World-first autonomous road train for Onslow Iron project in Pilbara, WA

Hexagon equips the world’s first fully autonomous road trains at Mineral Resources’ Onslow Iron project in the Pilbara, WA.
Hexagon equips the world’s first fully autonomous road trains at Mineral Resources’ Onslow Iron project in the Pilbara, WA.

Mineral Resources (ASX: MIN) will deploy the world’s first fully autonomous road trains equipped with autonomous haulage solutions, thanks to a landmark agreement with specialists Hexagon AB (Nasdaq Stockholm: HEXA B).

The fleet of 120 road trains has been designed and developed for the diversified miner’s flagship Onslow Iron project in WA, thereby ensuring safer, more sustainable and more productive transport activities for the project.

MinRes chief executive of mining services Mike Grey says the company is excited to cement its partnership with Hexagon to deliver the world’s first fleet of autonomous road trains.

“[This] will be an essential part of Onslow Iron’s safe, efficient and dust-free solution for hauling ore,” he said.

“Automation will remove the risk of driver fatigue, lower operating costs and reduce fuel use and emissions.

“There’s enormous potential for these vehicles to transform mining across the world.”

Hexagon president and chief executive Paolo Guglielmini says the company sees autonomy as a way to vastly improve the world we live in.

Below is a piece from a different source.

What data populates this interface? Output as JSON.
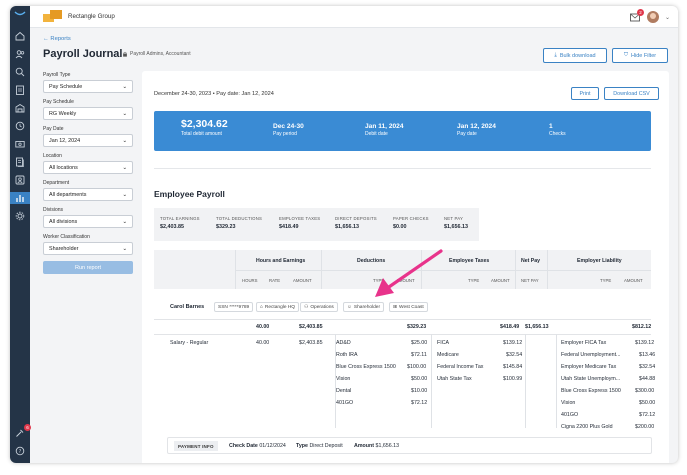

“Today’s agreement with MinRes will ensure that transport activities will be safer, more sustainable, and more productive,” he said.

“I’m excited to see how similar solutions can be applied in other markets such as agriculture and heavy industry.”

Operational benefits for MinRes include the removal of driver fatigue risk, increase of fleet availability, reduction of operating costs, including fuel use and emissions, as well as creating a dust-free supply chain.

How it all works together

The world-first, fully autonomous road trains are a full-site, truck-agnostic solution.

The centre of the autonomous platooning system is Hexagon’s autonomous solutions stack integrating drive-by-wire technology with an autonomous management system to orchestrate vehicle movement in road train haulage.

A team of operators will control the fleet from a central operating centre in Onslow.

MinRes is also developing an artificial intelligence-powered monitoring system.

Each triple-trailer vehicle will carry 330t of iron ore about 150km on a dedicated private haul road from the Ken’s Bore mine site to the Port of Ashburton.

Safety through grade separation will ensure there is no interaction between the autonomous road trains operating on the haul road and vehicles using public roads.

Ore will be transported to a 220,000t enclosed, negative pressure storage facility at the port. From there, 20,000t capacity transhippers will move the ore to cape-size carriers 40km off the coast.

Testing of autonomous road trains has been progressing at MinRes’ Yilgarn iron ore operations since late 2021 ahead of the technology’s deployment at Onslow Iron.

The project, which is the cornerstone of MinRes’ strategy to deliver low-cost, long-life iron ore operations, will ship about 35mt of iron ore per year from mid-2024.